EC – Seria um empoderamento singular do tráfico?
Zaccone – Mas agora repare, estamos falando do tráfico do Rio. Eu não sei também se com essas notícias de disputa de territórios nacionais, e os grupos estão se federalizando, a disputa hoje é por estados. Então pode ser que haja, para surpresa de todos, essa participação dentro de um novo contexto, fora do que a gente conhece. Mas, a princípio, está claro que é uma ação política. Quem usou desse mecanismo para eliminar a Marielle queria mandar um recado. Tem uma motivação política e precisamos descobrir que motivação é essa e que grupos são esses. A morte de Marielle tem a ver, muito a ver, com a nova reconfiguração da disputa política no Brasil, em especial aqui no Rio de Janeiro. E a mexida, de uma certa forma, a chegada da intervenção, traz uma reconfiguração da disputa política.

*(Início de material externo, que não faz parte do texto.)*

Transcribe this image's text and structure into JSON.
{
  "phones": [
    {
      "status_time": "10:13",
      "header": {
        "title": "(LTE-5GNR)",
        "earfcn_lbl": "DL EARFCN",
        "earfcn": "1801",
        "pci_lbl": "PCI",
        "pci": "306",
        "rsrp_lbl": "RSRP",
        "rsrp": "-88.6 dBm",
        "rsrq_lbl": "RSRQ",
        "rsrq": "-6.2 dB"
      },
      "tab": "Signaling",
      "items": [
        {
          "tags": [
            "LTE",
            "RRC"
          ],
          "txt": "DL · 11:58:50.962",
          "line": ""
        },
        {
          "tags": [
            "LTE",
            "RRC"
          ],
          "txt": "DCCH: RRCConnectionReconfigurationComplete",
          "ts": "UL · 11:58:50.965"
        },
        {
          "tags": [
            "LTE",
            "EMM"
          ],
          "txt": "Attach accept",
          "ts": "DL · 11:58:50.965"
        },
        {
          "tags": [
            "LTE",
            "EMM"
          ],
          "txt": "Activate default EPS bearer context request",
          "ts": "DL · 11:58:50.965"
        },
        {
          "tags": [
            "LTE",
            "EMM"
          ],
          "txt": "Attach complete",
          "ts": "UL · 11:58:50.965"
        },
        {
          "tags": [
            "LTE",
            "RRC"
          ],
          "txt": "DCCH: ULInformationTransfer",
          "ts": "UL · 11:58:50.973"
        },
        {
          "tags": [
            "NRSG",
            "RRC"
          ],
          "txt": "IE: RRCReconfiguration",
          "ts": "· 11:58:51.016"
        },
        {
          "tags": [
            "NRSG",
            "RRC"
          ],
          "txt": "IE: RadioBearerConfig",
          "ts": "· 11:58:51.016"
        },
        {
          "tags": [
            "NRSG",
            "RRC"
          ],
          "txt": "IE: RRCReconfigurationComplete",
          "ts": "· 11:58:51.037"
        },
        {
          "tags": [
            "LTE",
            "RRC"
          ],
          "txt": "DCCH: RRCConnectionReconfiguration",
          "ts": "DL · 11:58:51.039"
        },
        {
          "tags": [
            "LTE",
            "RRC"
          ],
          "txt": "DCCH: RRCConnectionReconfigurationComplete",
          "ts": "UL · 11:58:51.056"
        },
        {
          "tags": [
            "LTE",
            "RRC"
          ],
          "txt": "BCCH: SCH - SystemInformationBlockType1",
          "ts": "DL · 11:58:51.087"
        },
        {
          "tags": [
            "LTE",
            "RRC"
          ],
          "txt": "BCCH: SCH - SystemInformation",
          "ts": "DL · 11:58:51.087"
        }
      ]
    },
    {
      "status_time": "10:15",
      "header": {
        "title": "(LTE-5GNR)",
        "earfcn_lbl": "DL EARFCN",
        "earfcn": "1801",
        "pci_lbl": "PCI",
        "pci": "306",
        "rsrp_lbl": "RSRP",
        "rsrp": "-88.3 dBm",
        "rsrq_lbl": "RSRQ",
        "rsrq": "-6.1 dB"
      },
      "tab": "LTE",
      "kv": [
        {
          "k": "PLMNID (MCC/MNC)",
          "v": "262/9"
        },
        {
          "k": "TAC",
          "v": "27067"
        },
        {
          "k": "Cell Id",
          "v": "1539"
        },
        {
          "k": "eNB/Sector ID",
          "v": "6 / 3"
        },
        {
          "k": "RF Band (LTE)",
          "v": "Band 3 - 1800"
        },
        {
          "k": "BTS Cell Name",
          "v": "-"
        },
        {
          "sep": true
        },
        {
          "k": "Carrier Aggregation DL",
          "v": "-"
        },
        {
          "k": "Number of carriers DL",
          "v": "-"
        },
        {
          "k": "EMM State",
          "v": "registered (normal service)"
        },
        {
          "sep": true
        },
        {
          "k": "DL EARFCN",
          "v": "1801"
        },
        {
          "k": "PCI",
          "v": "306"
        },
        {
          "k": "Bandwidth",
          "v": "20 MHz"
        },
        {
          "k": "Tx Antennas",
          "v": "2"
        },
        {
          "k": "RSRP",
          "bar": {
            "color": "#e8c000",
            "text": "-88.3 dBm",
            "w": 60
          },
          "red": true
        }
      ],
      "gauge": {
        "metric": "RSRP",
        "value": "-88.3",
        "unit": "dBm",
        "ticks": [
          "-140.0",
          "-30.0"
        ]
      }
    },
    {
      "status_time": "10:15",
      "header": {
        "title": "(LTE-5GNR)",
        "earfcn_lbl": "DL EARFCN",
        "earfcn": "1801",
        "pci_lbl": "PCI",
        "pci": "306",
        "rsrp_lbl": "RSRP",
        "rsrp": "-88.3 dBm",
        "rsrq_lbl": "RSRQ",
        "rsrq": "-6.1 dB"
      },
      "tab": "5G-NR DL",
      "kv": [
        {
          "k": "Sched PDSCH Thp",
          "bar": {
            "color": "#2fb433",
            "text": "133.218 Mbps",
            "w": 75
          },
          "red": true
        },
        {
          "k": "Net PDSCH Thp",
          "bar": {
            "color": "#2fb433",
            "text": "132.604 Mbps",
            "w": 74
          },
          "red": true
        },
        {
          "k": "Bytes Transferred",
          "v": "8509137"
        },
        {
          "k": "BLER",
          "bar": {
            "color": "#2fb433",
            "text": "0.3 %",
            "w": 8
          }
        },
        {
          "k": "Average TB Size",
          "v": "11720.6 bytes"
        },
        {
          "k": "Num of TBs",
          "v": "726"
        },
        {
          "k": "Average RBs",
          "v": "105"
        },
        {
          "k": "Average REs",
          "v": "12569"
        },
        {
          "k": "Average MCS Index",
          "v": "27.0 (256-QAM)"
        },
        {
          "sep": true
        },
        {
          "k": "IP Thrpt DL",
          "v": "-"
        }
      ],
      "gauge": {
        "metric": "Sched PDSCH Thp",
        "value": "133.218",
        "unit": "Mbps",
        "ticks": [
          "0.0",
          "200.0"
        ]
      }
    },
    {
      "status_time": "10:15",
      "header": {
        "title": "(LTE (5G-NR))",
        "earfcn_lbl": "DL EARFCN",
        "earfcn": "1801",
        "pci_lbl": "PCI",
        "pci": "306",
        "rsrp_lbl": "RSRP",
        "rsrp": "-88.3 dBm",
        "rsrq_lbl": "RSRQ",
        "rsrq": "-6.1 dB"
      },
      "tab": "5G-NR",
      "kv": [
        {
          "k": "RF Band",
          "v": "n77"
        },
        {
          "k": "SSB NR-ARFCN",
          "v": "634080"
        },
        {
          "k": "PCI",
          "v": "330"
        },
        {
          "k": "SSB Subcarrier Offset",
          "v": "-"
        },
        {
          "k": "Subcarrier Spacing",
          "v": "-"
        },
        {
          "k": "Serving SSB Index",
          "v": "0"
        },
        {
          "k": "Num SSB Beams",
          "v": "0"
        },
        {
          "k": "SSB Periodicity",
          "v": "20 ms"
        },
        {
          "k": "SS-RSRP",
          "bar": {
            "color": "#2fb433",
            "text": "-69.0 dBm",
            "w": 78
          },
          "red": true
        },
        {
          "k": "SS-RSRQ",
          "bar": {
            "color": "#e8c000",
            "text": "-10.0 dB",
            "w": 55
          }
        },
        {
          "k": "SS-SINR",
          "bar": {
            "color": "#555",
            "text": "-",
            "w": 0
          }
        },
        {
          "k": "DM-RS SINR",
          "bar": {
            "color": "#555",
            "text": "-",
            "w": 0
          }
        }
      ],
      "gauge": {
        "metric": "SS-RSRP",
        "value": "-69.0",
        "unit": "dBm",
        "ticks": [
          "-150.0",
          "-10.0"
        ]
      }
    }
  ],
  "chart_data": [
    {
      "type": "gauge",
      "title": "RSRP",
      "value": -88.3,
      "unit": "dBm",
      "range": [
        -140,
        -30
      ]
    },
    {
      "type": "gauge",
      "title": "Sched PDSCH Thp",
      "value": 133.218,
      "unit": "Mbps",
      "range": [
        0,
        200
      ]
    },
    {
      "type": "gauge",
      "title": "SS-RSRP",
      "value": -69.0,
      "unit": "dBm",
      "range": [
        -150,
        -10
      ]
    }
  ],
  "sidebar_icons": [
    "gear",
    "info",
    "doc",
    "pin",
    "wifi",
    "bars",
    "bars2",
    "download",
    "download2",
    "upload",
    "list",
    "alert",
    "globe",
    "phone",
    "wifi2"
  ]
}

É um fato político a intervenção, que modifica a normalidade do andamento das coisas.

"A regulamentação do comércio e consumo das drogas é o caminho para enfrentar a questão da violência no sentido econômico"

Foto: Acervo Pessoal

“A regulamentação do comércio e consumo das drogas é o caminho para enfrentar a questão da violência no sentido econômico”

Foto: Acervo Pessoal

EC – Por que o senhor defende a legalização das drogas?
Zaccone – A regulamentação do comércio e consumo das drogas é o caminho para enfrentar a questão da violência no sentido econômico. Parte da violência é criada inicialmente pelo mercado da proibição das drogas, que depois agrega outros negócios, como transporte alternativo, gato, cabonet. Estamos falando de um mercado que é colocado na ilegalidade pelas políticas proibicionistas. A legalização vai resolver uma boa parte, vai dar uma quebrada na perna desses grupos, que organizam muito e conseguem recrutar muitas pessoas com margem numa movimentação financeira. Trazer esse comércio para a legalidade vai gerar um enfrentamento real. Mas isso não vai resolver o problema da disputa territorial no Brasil.

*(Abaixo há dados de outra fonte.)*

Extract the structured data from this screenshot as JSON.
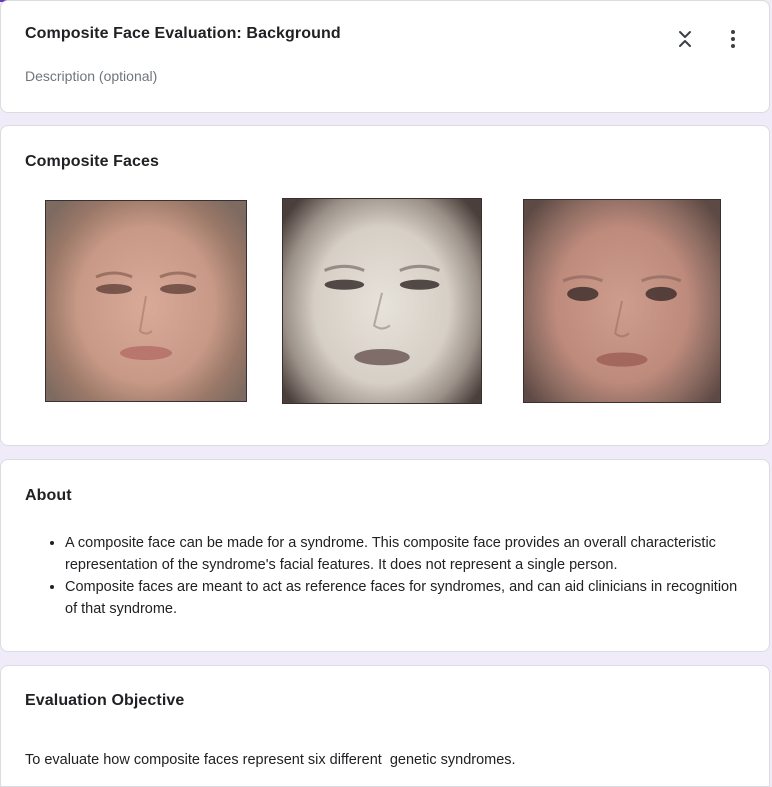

EC – E a desmilitarização da polícia?
Zaccone – A tradição militar torna o policial militar quase que um subcidadão, porque o PM está impedido, entre outras coisas, de se sindicalizar, fazer greve, de se filiar a partido político. A desmilitarização é um ciclo importante no debate na perspectiva do trabalhador da segurança pública. Não podemos mais aceitar que policiais que estão atuando na rua, esse policial seja um soldado. Não queremos soldado, queremos um trabalhador da segurança com todos os seus direitos reconhecidos pela sociedade e pelo poder constituído.

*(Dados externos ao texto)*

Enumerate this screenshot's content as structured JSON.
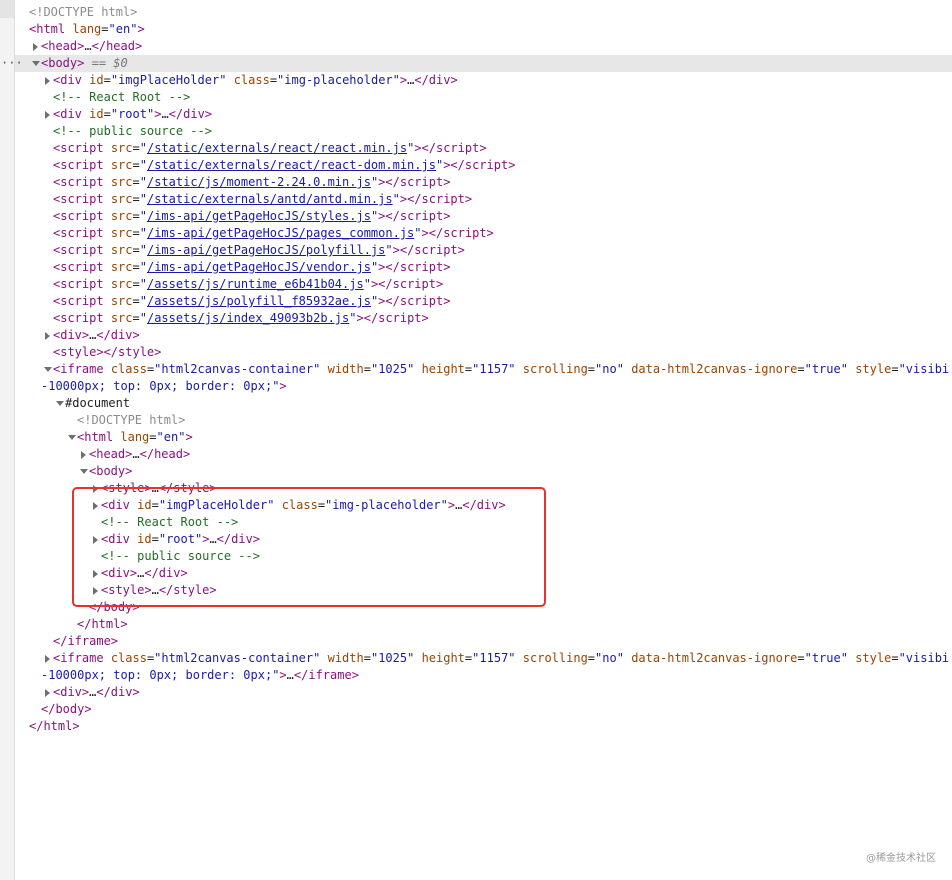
{
  "devtools": {
    "doctype_top": "<!DOCTYPE html>",
    "html_open": "html",
    "lang_attr": "lang",
    "lang_val": "en",
    "head_collapsed": "head",
    "body_tag": "body",
    "selected_marker": "== $0",
    "imgholder_id_val": "imgPlaceHolder",
    "imgholder_class_val": "img-placeholder",
    "comment_react_root": "<!-- React Root -->",
    "root_id_val": "root",
    "comment_public_source": "<!-- public source -->",
    "scripts": [
      "/static/externals/react/react.min.js",
      "/static/externals/react/react-dom.min.js",
      "/static/js/moment-2.24.0.min.js",
      "/static/externals/antd/antd.min.js",
      "/ims-api/getPageHocJS/styles.js",
      "/ims-api/getPageHocJS/pages_common.js",
      "/ims-api/getPageHocJS/polyfill.js",
      "/ims-api/getPageHocJS/vendor.js",
      "/assets/js/runtime_e6b41b04.js",
      "/assets/js/polyfill_f85932ae.js",
      "/assets/js/index_49093b2b.js"
    ],
    "iframe": {
      "class_val": "html2canvas-container",
      "width_val": "1025",
      "height_val": "1157",
      "scrolling_val": "no",
      "ignore_val": "true",
      "style_val_start": "visibi",
      "style_val_cont": "-10000px; top: 0px; border: 0px;"
    },
    "document_node": "#document",
    "doctype_inner": "<!DOCTYPE html>",
    "ellipsis": "…"
  },
  "watermark": "@稀金技术社区"
}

EC – Como responde às críticas às suas posições políticas e a pré-candidatura a deputado no Rio pelo PSol?
Zaccone
– Defender o estado democrático de direito é um ato revolucionário. Não sou o primeiro. Na polícia, sempre teve policiais e militares de esquerda. Temos filmes, documentários, que mostram a participação desses militares na retirada da ditadura. Ou seja, a polícia, o Exército ou qualquer outra instituição do nosso país é um reflexo do ambiente social em que há a disputa hegemônica das narrativas políticas entre direita e esquerda. Isso também acontece dentro das polícias. Hoje, a narrativa da direita tem crescido por muitas falhas que a esquerda teve no debate da segurança.